Aisha (ra) narrated of her wedding to Rasoolallah (saws):
“When I moved to Madinah some women prepared me for the wedding and they nor I ever mixed with men in a house of women. The women received me and men received the Prophet and then we went to the house.”
It is also narrated upon the authority of Aisha (ra) that she said:
“I used to play with my friends and whenever the Prophet (saw) entered they would leave and whenever he (saw) went out they would come back in.”
It was authentically reported from Naafi‘ from Ibn ‘Umar that the Prophet (saws) said regarding one of the mosque’s doors:
“We should leave this door exclusively for women to use.” Ibn ‘Umar never again entered through that door.” [Abu Dawud]
Whilst these hadith, among others, illustrate the general rule, there are numerous areas Islam has allowed communication, namely areas where the such interaction is necessary: occasions such as Hajj, work, education, dawah, meeting someone for marriage, seeking crucial advice or fulfilling a task at hand, maintaining family ties, and even when gathering to eat from one dish. As such, its clear that segregation is NOT supposed to create social awkwardness or excessiveness shyness such that men are incapable or talking to women or vice versa, but rather regulate interaction between genders so that the objective at hand is achieved.

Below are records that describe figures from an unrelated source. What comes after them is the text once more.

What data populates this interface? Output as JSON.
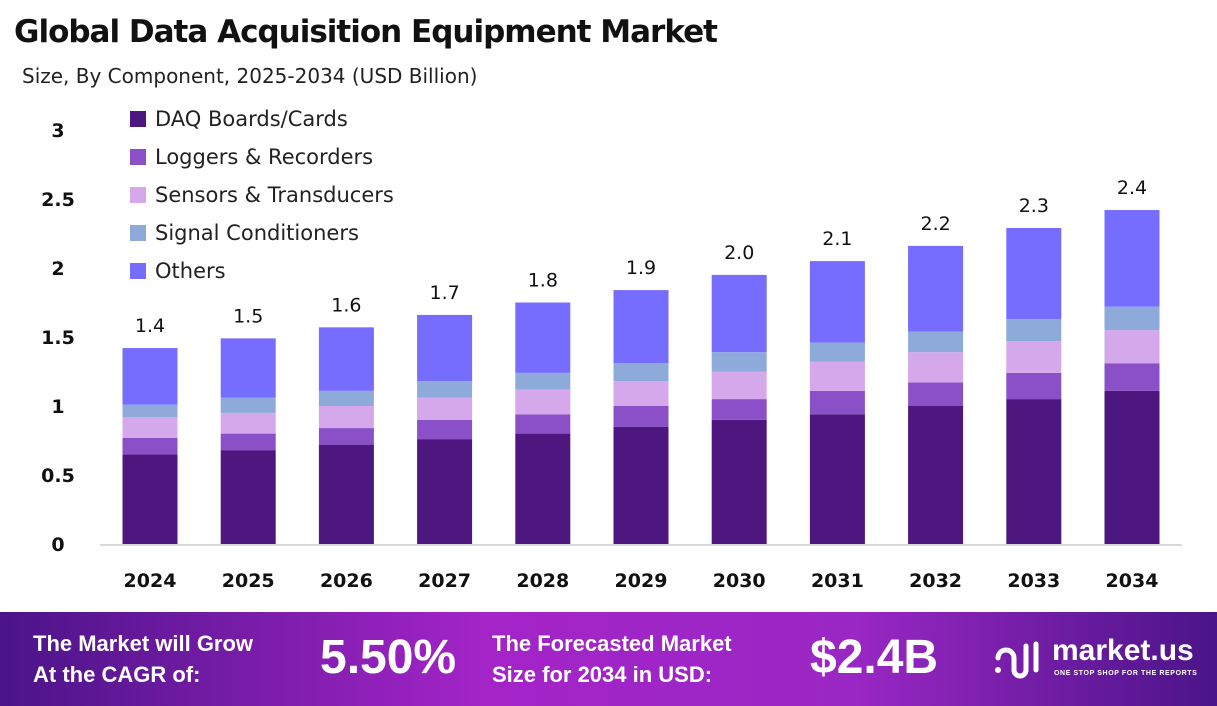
{
  "chart_data": {
    "type": "bar",
    "stacked": true,
    "title": "Global Data Acquisition Equipment Market",
    "subtitle": "Size, By Component, 2025-2034 (USD Billion)",
    "categories": [
      "2024",
      "2025",
      "2026",
      "2027",
      "2028",
      "2029",
      "2030",
      "2031",
      "2032",
      "2033",
      "2034"
    ],
    "ylim": [
      0,
      3
    ],
    "yticks": [
      "0",
      "0.5",
      "1",
      "1.5",
      "2",
      "2.5",
      "3"
    ],
    "grid": false,
    "legend_position": "top-left",
    "totals": [
      "1.4",
      "1.5",
      "1.6",
      "1.7",
      "1.8",
      "1.9",
      "2.0",
      "2.1",
      "2.2",
      "2.3",
      "2.4"
    ],
    "series": [
      {
        "name": "DAQ Boards/Cards",
        "color": "#4e1780",
        "values": [
          0.65,
          0.68,
          0.72,
          0.76,
          0.8,
          0.85,
          0.9,
          0.94,
          1.0,
          1.05,
          1.11
        ]
      },
      {
        "name": "Loggers & Recorders",
        "color": "#8b4fc8",
        "values": [
          0.12,
          0.12,
          0.12,
          0.14,
          0.14,
          0.15,
          0.15,
          0.17,
          0.17,
          0.19,
          0.2
        ]
      },
      {
        "name": " Sensors & Transducers",
        "color": "#d4a8ea",
        "values": [
          0.15,
          0.15,
          0.16,
          0.16,
          0.18,
          0.18,
          0.2,
          0.21,
          0.22,
          0.23,
          0.24
        ]
      },
      {
        "name": "Signal Conditioners",
        "color": "#8eaadb",
        "values": [
          0.09,
          0.11,
          0.11,
          0.12,
          0.12,
          0.13,
          0.14,
          0.14,
          0.15,
          0.16,
          0.17
        ]
      },
      {
        "name": "Others",
        "color": "#766dfe",
        "values": [
          0.41,
          0.43,
          0.46,
          0.48,
          0.51,
          0.53,
          0.56,
          0.59,
          0.62,
          0.66,
          0.7
        ]
      }
    ]
  },
  "banner": {
    "cagr_label_1": "The Market will Grow",
    "cagr_label_2": "At the CAGR of:",
    "cagr_value": "5.50%",
    "forecast_label_1": "The Forecasted Market",
    "forecast_label_2": "Size for 2034 in USD:",
    "forecast_value": "$2.4B",
    "logo_text": "market.us",
    "logo_tagline": "ONE STOP SHOP FOR THE REPORTS"
  }
}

It is also to lessen the opportunity for situations to arise that may lead to impermissible actions, such as relationships outside of marriage. Islam does not ask men and women to lower their gaze, wear hijab and maintain hayaa (modesty) in isolation, but creates an environment that does not constantly make abiding by Islam a struggle.
Such a scenario is very different to what we see today, where numerous Muslim social events have left such a principle on the sidelines.
At weddings, the rise of modest fashion means an increasing number of Muslim brides choose to wear hijab on their wedding, supposedly enabling them to have the parties mixed. On an occasion such as a wedding where everyone is dressed to impress, combined with men and women socialising or dancing together (as we have to admit, regularly happens), such an environment is unlikely to be pleasing to Allah (swt).
Of course in the West, the vast majority of social events at university are mixed, and many Muslim societies and organisations have followed suit, with charity events often featuring brothers and sisters making trips together, participating in activities or having dinners. Even some community events, which have usually naturally segregated due to they’re being held in the masjid, are increasingly less stringent on implementing and educating the community on such boundaries
This is largely a culturally influenced phenomenon. Even back home, numerous social events will not be segregated, with little thought given as to whether Islam has something to say on the issue, purely out of a lack of knowledge. Segregation is simply viewed as something the extreme uncles and aunts of the family believe, and seems restrictive and backward.
But when we look to the evidence holistically, it is clear that this is part of the wider social system of Islam, which creates an environment where men and women can interact efficiently where necessary, and otherwise not allow closer relationships to take root.
Undoubtedly, some people will find the implication that men and women are distracted by one another offensive. To those who do, I would advise a simple perusal of “Muslim Twitter” or other social media platform and assess how frequently the subject of marriage or the opposite gender is discussed by the youth. It is man’s nature to be so inclined; Islam does not subvert it, instead redirects it to the correct channel, namely marriage at an appropriate time. But it does not let such attitudes interfere with other interactions men and women take part in, and creates boundaries for us to abide by.
The youth of today face numerous challenges, from drugs, to extra-marital relationships, addictions to pornography to low self-esteem and mental health issues. Segregation will not solve all of these, but conveying this to our community is a step towards the correct understanding of men and women’s interactions with one another in the 21st century.